The exhausted mum who travels 270km a week transporting her children to St Oliver Plunketts National School in Loughmourne, Castleblaney, Co, Monaghan, the nearest school with an ASD unit at the time Calvin was diagnosed is calling for the government to step in. She said:
“I am absolutely livid. I rang up the child development team last week to see where Calvin is on the list and was told the waiting time is 40months and that there are no services currently due to covid and there was nothing they could do, that the staff are all out swabbing.
“Calvin suffers very bad from anxiety and doesn’t know how to express his feelings in an appropriate way so both the school and I requested that he’d have a psychological assessment.
“I need this report so he can be enrolled into secondary school and his needs are meet there.
“The latest report we have is when Calvin was six. He hasn’t been seen in years.
“When he switched from Enable Ireland to the HSE when he was six, you might as well say the book was closed. Between me and the school we did it on our own.
“They don’t leave any other kids behind but they leave special needs children behind. They are entitled as much as anyone else to get these things done. It is so wrong.
"I'll fight tooth and nail to get these basic human rights for my kids.
“He is so anxious and he is going to need someone there with him to help him and support him.”
Marie wife to Mick and also mum to Amber (16) who is typically developing admits it was “a shock” when Calvin got the diagnosis having no prior knowledge of the condition.
“I didn’t even know what autism was when Calvin was diagnosed with it,” she said.

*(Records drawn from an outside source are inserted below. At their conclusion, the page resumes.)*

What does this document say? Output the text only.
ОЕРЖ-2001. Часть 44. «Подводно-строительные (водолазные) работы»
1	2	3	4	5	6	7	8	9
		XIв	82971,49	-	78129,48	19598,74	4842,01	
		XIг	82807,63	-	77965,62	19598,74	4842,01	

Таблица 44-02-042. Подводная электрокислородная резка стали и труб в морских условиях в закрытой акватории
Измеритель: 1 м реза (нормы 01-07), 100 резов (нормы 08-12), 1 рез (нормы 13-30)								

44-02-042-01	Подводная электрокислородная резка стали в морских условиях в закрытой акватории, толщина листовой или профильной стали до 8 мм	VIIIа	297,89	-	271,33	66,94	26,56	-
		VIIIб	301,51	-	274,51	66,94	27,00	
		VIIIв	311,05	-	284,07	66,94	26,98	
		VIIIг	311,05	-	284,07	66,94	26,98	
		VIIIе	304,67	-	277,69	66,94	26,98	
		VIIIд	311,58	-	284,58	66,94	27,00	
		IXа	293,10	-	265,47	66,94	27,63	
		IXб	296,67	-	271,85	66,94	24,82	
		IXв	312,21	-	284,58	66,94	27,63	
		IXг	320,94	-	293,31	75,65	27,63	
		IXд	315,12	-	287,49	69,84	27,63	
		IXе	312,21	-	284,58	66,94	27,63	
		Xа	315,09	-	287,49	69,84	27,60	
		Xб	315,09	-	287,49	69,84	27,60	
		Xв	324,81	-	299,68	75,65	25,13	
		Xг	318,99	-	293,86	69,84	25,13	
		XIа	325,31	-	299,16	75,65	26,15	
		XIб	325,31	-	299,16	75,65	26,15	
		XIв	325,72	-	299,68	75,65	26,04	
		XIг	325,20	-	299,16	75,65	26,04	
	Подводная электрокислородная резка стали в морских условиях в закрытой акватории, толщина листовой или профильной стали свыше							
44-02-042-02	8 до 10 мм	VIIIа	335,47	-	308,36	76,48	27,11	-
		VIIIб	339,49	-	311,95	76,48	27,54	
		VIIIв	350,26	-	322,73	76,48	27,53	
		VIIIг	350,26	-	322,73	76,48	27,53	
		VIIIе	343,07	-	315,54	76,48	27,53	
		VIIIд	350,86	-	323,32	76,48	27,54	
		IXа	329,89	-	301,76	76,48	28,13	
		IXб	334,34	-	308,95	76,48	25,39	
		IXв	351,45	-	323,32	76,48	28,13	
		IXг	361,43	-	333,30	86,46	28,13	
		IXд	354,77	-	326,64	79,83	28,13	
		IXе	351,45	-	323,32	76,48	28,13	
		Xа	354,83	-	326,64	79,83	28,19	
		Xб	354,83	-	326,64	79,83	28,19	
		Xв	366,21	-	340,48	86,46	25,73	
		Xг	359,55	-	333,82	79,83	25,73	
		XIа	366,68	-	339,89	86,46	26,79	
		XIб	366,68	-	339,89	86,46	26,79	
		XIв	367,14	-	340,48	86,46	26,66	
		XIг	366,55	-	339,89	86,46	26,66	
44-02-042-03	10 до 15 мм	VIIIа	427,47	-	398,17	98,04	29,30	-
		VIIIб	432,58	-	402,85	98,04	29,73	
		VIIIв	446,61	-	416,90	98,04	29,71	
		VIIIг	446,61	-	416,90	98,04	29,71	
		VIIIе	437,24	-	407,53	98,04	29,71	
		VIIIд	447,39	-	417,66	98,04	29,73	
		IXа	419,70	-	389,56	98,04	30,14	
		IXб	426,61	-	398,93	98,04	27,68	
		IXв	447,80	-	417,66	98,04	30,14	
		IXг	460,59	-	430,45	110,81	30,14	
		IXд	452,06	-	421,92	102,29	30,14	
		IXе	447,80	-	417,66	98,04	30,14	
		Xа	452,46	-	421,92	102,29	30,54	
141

“He was four and there was no school in Kingscourt with an autism unit at the time. The only school placement I could get was in Loughmourne 27km away.”
In a further blow to the family, Marie’s second youngest daughter Zara (4) was also diagnosed with autism in September 2019 leaving the Kingscourt mum “devastated.” She added:
“I was completely devastated; my heart was broken when Zara was diagnosed.
“I took it so badly because I might have been very naïve but I was relived when I had a girl because I thought autism isn’t common in girls and I convinced myself that she would be fine.
“Zara is after missing practically a year of services in Enable Ireland and she has regressed in school over the last few months as a result.
“She has a lot of sensory problems and she needs OT terribly it is holding her back.”
Marie’s youngest child Jack was her third child to be diagnosed with autism at 16 months. Commenting on coping with life with three children with special needs she said:
“Not long after Zara was diagnosed we started to realise that there was something wrong with Jack as well.
“He was put through for the assessment by Enable Ireland very quickly because they wanted to get him into early intervention and into a school.
“He finished his assessment in June 2020 but has had no access to services since.
“The only way that I can describe autism is that you grieve for your child. You had a child that spoke that did all of these things in Jack’s case up to 15 months of age and then it is just taken from you.
“The one thing that does keep me going with them is that I’m waiting for Zara to say mammy and I know the day she says mammy I will ball my eyes out; it will be the best feeling in the world.
“It’s the simple things like a child being able to ride a bike or say their first word that makes life worth living that other people take for granted.”
A Department of Education spokesperson said that:
“A diagnosis of a particular disability, or an assessment of need, is no longer required to access all special education supports, or to access additional teaching support in schools, nor is there now a requirement for schools to submit assessments annually in order to apply for additional teaching resources.”
The HSE has been contacted for comment.